Создание Петровского парка принадлежит также нашему времени. Если вы, любезные читатели, не забыли мою прогулку в Марьину рощу, то, вероятно, вспомните также, что я намерен был проехать из нее в парк, для того чтоб в один и тот же день взглянуть на два общества, совершенно различные между собою. «Давно ли, — думал я, подъезжая к этому любимому гулянью московской аристократии, — давно ли было здесь чистое поле, на котором не росло ни одного деревца, не красовалось ни одного домика: направо — однообразное и бесконечное Ходынское поле, налево — продолжение того же поля, песчаная земля, глиняные копи, кое-где ряды с тощей зеленью и несколько лачужек, в которых жили огородники, — вот все, что представлялось вашим взорам, когда вы, миновав Петровский дворец, прекрасное здание мавританской архитектуры, переделанной на европейские нравы, продолжали ехать к Тверской заставе». А теперь!.. Посмотрите, каким роскошным ковром раскинулся этот веселый парк, как разбегаются во все стороны его широкие, укатанные дороги, с каким изящным вкусом разбросаны его рощи, опушенные цветами и благовонным кустарником, какой свежей и яркой зеленью покрыты его обширные поляны, как мил и живописен этот небольшой пруд со своими покатыми берегами и прелестными мостиками! А это тройное шоссе с двумя бульварами, обставленное с обеих сторон загородными домами, которые, начинаясь от заставы, тянутся до самого парка, эти дачи, которые обхватили такой разнообразной и красивой цепью строений большую часть парка, эти чистые и веселые домики, которые столпились кругом дворца, этот игрушка летний театр со своим греческим портиком и огромный воксал со всеми своими затеями, — лет десять тому назад обо всем этом и речи не было.
При самом въезде в парк я должен был сойти с дрожек, потому что мимо воксала было каретное гулянье, в котором смиренному экипажу в одну лошадь не дозволяется участвовать. Я пошел пешком по широкому тротуару, минуты через три попал в толпу гуляющих и, пройдя несколько шагов, остановился, чтоб взглянуть сначала на горы, а потом на круглые и висячие качели и разные другие детские забавы, которые подчас забавляют и людей пожилых. Я удостоверился в этом, глядя на одного человека лет тридцати.
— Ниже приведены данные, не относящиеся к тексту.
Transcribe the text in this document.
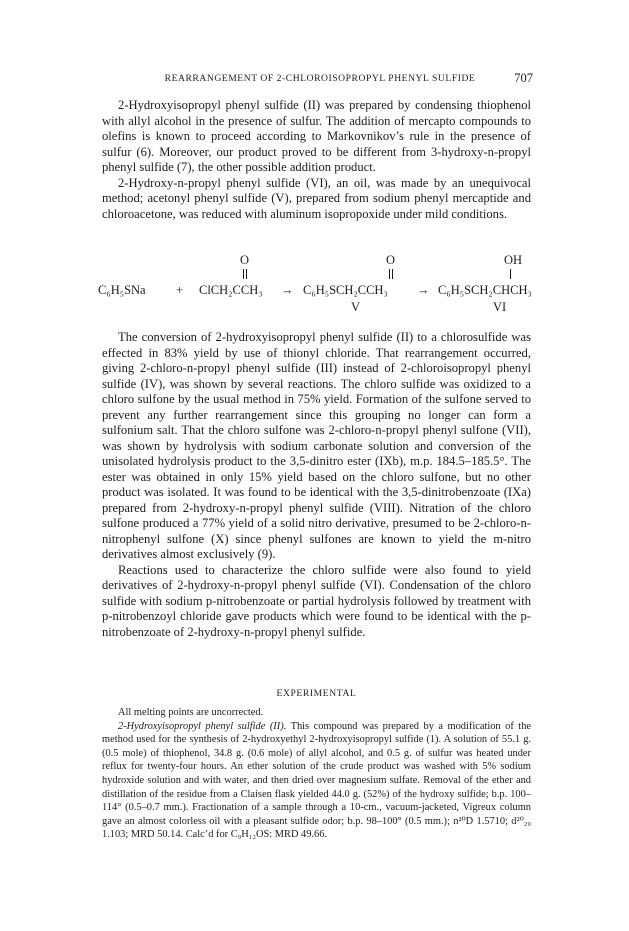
REARRANGEMENT OF 2-CHLOROISOPROPYL PHENYL SULFIDE	707

2-Hydroxyisopropyl phenyl sulfide (II) was prepared by condensing thiophenol with allyl alcohol in the presence of sulfur. The addition of mercapto compounds to olefins is known to proceed according to Markovnikov’s rule in the presence of sulfur (6). Moreover, our product proved to be different from 3-hydroxy-n-propyl phenyl sulfide (7), the other possible addition product.

2-Hydroxy-n-propyl phenyl sulfide (VI), an oil, was made by an unequivocal method; acetonyl phenyl sulfide (V), prepared from sodium phenyl mercaptide and chloroacetone, was reduced with aluminum isopropoxide under mild conditions.

O	O	OH
C₆H₅SNa + ClCH₂CCH₃ → C₆H₅SCH₂CCH₃ → C₆H₅SCH₂CHCH₃
V	VI

The conversion of 2-hydroxyisopropyl phenyl sulfide (II) to a chlorosulfide was effected in 83% yield by use of thionyl chloride. That rearrangement occurred, giving 2-chloro-n-propyl phenyl sulfide (III) instead of 2-chloroisopropyl phenyl sulfide (IV), was shown by several reactions. The chloro sulfide was oxidized to a chloro sulfone by the usual method in 75% yield. Formation of the sulfone served to prevent any further rearrangement since this grouping no longer can form a sulfonium salt. That the chloro sulfone was 2-chloro-n-propyl phenyl sulfone (VII), was shown by hydrolysis with sodium carbonate solution and conversion of the unisolated hydrolysis product to the 3,5-dinitro ester (IXb), m.p. 184.5–185.5°. The ester was obtained in only 15% yield based on the chloro sulfone, but no other product was isolated. It was found to be identical with the 3,5-dinitrobenzoate (IXa) prepared from 2-hydroxy-n-propyl phenyl sulfide (VIII). Nitration of the chloro sulfone produced a 77% yield of a solid nitro derivative, presumed to be 2-chloro-n-nitrophenyl sulfone (X) since phenyl sulfones are known to yield the m-nitro derivatives almost exclusively (9).

Reactions used to characterize the chloro sulfide were also found to yield derivatives of 2-hydroxy-n-propyl phenyl sulfide (VI). Condensation of the chloro sulfide with sodium p-nitrobenzoate or partial hydrolysis followed by treatment with p-nitrobenzoyl chloride gave products which were found to be identical with the p-nitrobenzoate of 2-hydroxy-n-propyl phenyl sulfide.

EXPERIMENTAL

All melting points are uncorrected.

2-Hydroxyisopropyl phenyl sulfide (II). This compound was prepared by a modification of the method used for the synthesis of 2-hydroxyethyl 2-hydroxyisopropyl sulfide (1). A solution of 55.1 g. (0.5 mole) of thiophenol, 34.8 g. (0.6 mole) of allyl alcohol, and 0.5 g. of sulfur was heated under reflux for twenty-four hours. An ether solution of the crude product was washed with 5% sodium hydroxide solution and with water, and then dried over magnesium sulfate. Removal of the ether and distillation of the residue from a Claisen flask yielded 44.0 g. (52%) of the hydroxy sulfide; b.p. 100–114° (0.5–0.7 mm.). Fractionation of a sample through a 10-cm., vacuum-jacketed, Vigreux column gave an almost colorless oil with a pleasant sulfide odor; b.p. 98–100° (0.5 mm.); n²⁰D 1.5710; d²⁰₂₀ 1.103; MRD 50.14. Calc’d for C₉H₁₂OS: MRD 49.66.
Куря весьма важно свою сигару, он сидел на деревянном коне, который то опускался, то подымался на своей гибкой перекладине. Признаюсь, я почти позавидовал стоическому спокойствию и совершенному равнодушию, с которым этот пожилой дитя поглядывал на толпу любопытных зрителей, несмотря на то что многие из них указывали на него пальцами и смеялись. Миновав воксал, огромное и красивое здание, — право, не знаю, какой архитектуры, — я дошел до небольшой рощи, в которой играла музыка. Вдоль по опушке этой рощи в открытых беседках, построенных простыми навесами, сидели по большей части дамы, только уже вовсе не похожие на тех, которых я видел в Марьиной роще. Я нашел в одной из этих беседок порожний стул, сел на него и очень обрадовался, когда узнал в моем соседе с левой стороны того самого словоохотливого камергера, с которым я провел вечер на балу у Андрея Николаевича Радушина. Мы тотчас возобновили наше знакомство.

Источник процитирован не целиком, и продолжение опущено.